Tag: urbanism

Future Slums

The McMansion will become the new multi-family home for the poor. “What is going to happen is lower and lower-middle income families squeezed out of downtown and glamorous suburban locations are going to be pushed economically into these McMansions at the suburban fringe. There will probably be 10 people living in 1 house.”

the “suburbs == slums of the future” meme is taking hold. many low-density suburbs and McMansion subdivisions, including some that are lovely and affluent today, may become what inner cities became in the 1960s and ’70s-slums characterized by poverty, crime, and decay.

Free Transit

If you were to design the ultimate system, you would have mass transit be free and charge an enormous amount for cars.

+1!
2008-01-12:

A group called the Nurture Nature Foundation, founded by New York labor lawyer and negotiator Ted Kheel, will soon release a study showing how New York’s subways and buses could be free. The tradeoff? Making auto trips into central Manhattan more expensive–much more expensive.
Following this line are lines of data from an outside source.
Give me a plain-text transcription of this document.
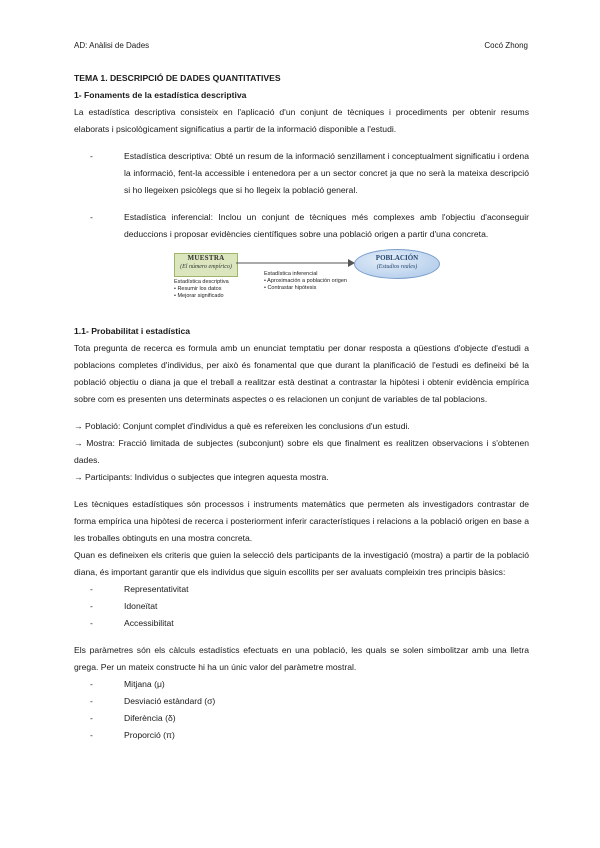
AD: Anàlisi de Dades	Cocó Zhong

TEMA 1. DESCRIPCIÓ DE DADES QUANTITATIVES

1- Fonaments de la estadística descriptiva

La estadística descriptiva consisteix en l'aplicació d'un conjunt de tècniques i procediments per obtenir resums elaborats i psicològicament significatius a partir de la informació disponible a l'estudi.

-	Estadística descriptiva: Obté un resum de la informació senzillament i conceptualment significatiu i ordena la informació, fent-la accessible i entenedora per a un sector concret ja que no serà la mateixa descripció si ho llegeixen psicòlegs que si ho llegeix la població general.
-	Estadística inferencial: Inclou un conjunt de tècniques més complexes amb l'objectiu d'aconseguir deduccions i proposar evidències científiques sobre una població origen a partir d'una concreta.
MUESTRA
(El número empírico)
POBLACIÓN
(Estudios reales)
Estadística descriptiva
• Resumir los datos
• Mejorar significado
Estadística inferencial
• Aproximación a población origen
• Contrastar hipótesis

1.1- Probabilitat i estadística

Tota pregunta de recerca es formula amb un enunciat temptatiu per donar resposta a qüestions d'objecte d'estudi a poblacions completes d'individus, per això és fonamental que que durant la planificació de l'estudi es defineixi bé la població objectiu o diana ja que el treball a realitzar està destinat a contrastar la hipòtesi i obtenir evidència empírica sobre com es presenten uns determinats aspectes o es relacionen un conjunt de variables de tal poblacions.

→ Població: Conjunt complet d'individus a què es refereixen les conclusions d'un estudi.

→ Mostra: Fracció limitada de subjectes (subconjunt) sobre els que finalment es realitzen observacions i s'obtenen dades.

→ Participants: Individus o subjectes que integren aquesta mostra.

Les tècniques estadístiques són processos i instruments matemàtics que permeten als investigadors contrastar de forma empírica una hipòtesi de recerca i posteriorment inferir característiques i relacions a la població origen en base a les troballes obtinguts en una mostra concreta.

Quan es defineixen els criteris que guien la selecció dels participants de la investigació (mostra) a partir de la població diana, és important garantir que els individus que siguin escollits per ser avaluats compleixin tres principis bàsics:

-	Representativitat
-	Idoneïtat
-	Accessibilitat

Els paràmetres són els càlculs estadístics efectuats en una població, les quals se solen simbolitzar amb una lletra grega. Per un mateix constructe hi ha un únic valor del paràmetre mostral.

-	Mitjana (μ)
-	Desviació estàndard (σ)
-	Diferència (δ)
-	Proporció (π)
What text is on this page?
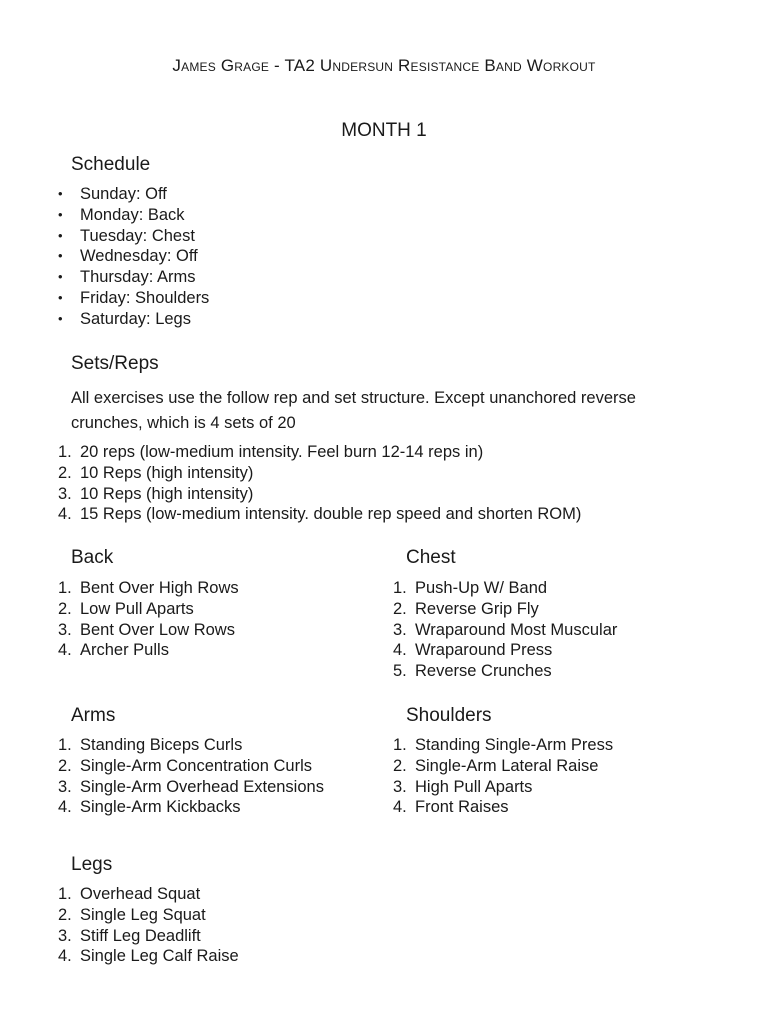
James Grage - TA2 Undersun Resistance Band Workout
MONTH 1
Schedule
• Sunday: Off
• Monday: Back
• Tuesday: Chest
• Wednesday: Off
• Thursday: Arms
• Friday: Shoulders
• Saturday: Legs
Sets/Reps
All exercises use the follow rep and set structure. Except unanchored reverse crunches, which is 4 sets of 20
1. 20 reps (low-medium intensity. Feel burn 12-14 reps in)
2. 10 Reps (high intensity)
3. 10 Reps (high intensity)
4. 15 Reps (low-medium intensity. double rep speed and shorten ROM)
Back
1. Bent Over High Rows
2. Low Pull Aparts
3. Bent Over Low Rows
4. Archer Pulls
Chest
1. Push-Up W/ Band
2. Reverse Grip Fly
3. Wraparound Most Muscular
4. Wraparound Press
5. Reverse Crunches
Arms
1. Standing Biceps Curls
2. Single-Arm Concentration Curls
3. Single-Arm Overhead Extensions
4. Single-Arm Kickbacks
Shoulders
1. Standing Single-Arm Press
2. Single-Arm Lateral Raise
3. High Pull Aparts
4. Front Raises
Legs
1. Overhead Squat
2. Single Leg Squat
3. Stiff Leg Deadlift
4. Single Leg Calf Raise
now this would be real progress: $16 tax on cars entering the city
2020-03-20:

These agencies’ leaders envision fare-free transit achieving 2 urgent goals simultaneously. First and foremost, the move can help protect transit passengers and employees. Free transit can also offer another benefit: a financial cushion to riders struggling during the pandemic.

this would be a good time to stop the insane nonsense of only allowing access to the bus in the front door, and even worse, carrying a bunch of coins.

The Option of Urbanism

In The Option of Urbanism visionary developer and strategist Christopher B. Leinberger explains why government policies have tilted the playing field toward one form of development over the last 60 years: the drivable suburb. Rooted in the driving forces of the economy—car manufacturing and the oil industry—this type of growth has fostered the decline of community, contributed to urban decay, increased greenhouse gas emissions, and contributed to the rise in obesity and asthma.

why doesn’t nyc have 30M people? you could build much denser.

Buffalo

The truth is, the federal government has already spent vast sums of taxpayer money over the past 50 years to revitalize Buffalo, only to watch the city continue to decay. Future federal spending that tries to revive the city will likely prove equally futile. The federal government should instead pursue policies that help Buffalo’s citizens, not the city as a geographical place. The best scenario would be for Buffalo to become a much smaller but more vibrant community—shrinking to greatness, in effect.

Buffalo had past glory? why wasting money to ‘revitalize’ a place as opposed to helping people directly is a failed cause. I concluded after my visit that it is a basket case and best dismantled.